Large language models make content generation easier. I could probably ask ChatGPT to write this essay. The result wouldn’t be as good as this, obviously, but it would be ready in a matter of seconds. As these models get better, content will become easier to make and the quality of said content will get higher. As a result, it is in Meta’s best interests to make generation of the best quality content as easy and cheap as possible, thus they are determined to commoditize the large language model.
Imagine if every random tech reviewer could produce videos as highly polished as MKBHD? That would mean more users to watch those videos, and more ad revenue for Meta. This is what Meta will be hoping, although one has to worry about the saturation of the attention economy and how much more content can really scale. I’ll write about this soon.

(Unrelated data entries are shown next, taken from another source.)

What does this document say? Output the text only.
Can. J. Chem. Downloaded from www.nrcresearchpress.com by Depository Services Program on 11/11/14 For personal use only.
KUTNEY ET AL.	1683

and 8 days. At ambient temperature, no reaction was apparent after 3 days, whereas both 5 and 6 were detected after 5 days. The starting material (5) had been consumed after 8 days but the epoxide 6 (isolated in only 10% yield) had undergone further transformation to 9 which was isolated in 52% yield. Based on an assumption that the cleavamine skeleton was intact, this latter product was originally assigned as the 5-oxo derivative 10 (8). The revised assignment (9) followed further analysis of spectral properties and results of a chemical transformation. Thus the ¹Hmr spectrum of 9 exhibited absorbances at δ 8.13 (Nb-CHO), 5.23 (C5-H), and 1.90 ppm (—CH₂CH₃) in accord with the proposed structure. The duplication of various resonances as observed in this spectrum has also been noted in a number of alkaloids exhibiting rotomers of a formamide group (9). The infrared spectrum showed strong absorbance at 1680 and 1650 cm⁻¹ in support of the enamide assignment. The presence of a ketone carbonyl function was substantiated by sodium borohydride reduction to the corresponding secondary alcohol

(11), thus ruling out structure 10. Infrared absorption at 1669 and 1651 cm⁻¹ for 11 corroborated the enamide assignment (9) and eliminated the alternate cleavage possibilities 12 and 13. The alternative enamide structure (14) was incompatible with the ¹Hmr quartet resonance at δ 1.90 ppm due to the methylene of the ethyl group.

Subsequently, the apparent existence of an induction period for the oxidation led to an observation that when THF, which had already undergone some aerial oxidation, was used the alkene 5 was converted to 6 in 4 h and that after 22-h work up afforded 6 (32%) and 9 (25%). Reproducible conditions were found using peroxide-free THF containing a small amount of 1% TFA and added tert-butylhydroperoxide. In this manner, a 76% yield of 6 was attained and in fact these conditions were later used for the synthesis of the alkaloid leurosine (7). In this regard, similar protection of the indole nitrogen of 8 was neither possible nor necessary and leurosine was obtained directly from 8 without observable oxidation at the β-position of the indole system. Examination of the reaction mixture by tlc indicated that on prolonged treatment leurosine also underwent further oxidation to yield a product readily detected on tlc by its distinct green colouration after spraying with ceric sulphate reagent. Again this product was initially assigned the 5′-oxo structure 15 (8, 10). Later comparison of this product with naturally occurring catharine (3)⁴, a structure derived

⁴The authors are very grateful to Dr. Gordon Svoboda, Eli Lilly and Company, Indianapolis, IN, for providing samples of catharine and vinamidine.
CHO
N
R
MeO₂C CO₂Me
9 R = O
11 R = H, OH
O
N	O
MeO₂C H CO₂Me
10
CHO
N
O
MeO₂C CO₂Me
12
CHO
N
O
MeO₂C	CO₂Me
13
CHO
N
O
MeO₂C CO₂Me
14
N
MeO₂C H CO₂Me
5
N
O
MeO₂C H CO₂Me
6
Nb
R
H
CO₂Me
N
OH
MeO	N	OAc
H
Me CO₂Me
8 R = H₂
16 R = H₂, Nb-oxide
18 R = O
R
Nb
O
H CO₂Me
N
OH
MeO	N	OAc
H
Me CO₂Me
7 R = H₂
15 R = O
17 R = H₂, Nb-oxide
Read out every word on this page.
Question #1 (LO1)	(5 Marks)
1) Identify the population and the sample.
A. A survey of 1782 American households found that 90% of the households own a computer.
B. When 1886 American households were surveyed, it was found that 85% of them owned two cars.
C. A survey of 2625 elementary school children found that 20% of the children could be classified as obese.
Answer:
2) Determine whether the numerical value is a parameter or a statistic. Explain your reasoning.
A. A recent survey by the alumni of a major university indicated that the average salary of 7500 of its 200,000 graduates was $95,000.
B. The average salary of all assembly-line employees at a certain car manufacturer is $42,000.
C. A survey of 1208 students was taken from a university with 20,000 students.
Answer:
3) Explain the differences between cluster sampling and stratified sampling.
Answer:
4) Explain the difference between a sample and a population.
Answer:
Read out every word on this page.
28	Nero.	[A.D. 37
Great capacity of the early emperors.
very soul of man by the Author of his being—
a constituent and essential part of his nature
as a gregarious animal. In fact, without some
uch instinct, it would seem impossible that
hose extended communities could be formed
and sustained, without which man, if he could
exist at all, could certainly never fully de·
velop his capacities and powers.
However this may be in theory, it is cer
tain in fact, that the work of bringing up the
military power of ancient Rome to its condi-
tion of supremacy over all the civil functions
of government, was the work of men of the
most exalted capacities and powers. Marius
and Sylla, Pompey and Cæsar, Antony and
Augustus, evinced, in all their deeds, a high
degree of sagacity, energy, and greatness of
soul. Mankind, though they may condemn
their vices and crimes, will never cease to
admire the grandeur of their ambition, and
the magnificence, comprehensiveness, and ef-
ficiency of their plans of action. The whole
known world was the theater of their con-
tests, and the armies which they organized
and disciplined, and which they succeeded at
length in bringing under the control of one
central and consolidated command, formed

This isn't unique to Meta either. Last week, data management provider Databricks released their own open source model. Their strategy? More LLMs means more data repositories required which means data management demand goes up. Even Apple of all people released an AI research paper on their small language model. Their strategy is less clear, but I’m sure it will come to light soon.
All these companies are attempting to commoditize the large language model in order to increase demand for their own product or service, which we may not know yet or may be many years away.
Strategy can be stealthy, unexpected and unique. But in order to understand motive, always remember; the end goal is always to sell more oranges.
Really good one!!
The AI environment is changing thank you for the updates and for seeing it from a different perspective
Impressive post. So what's the point? How big tech is being bankrolled by tax incentives to enrich the globalists agenda?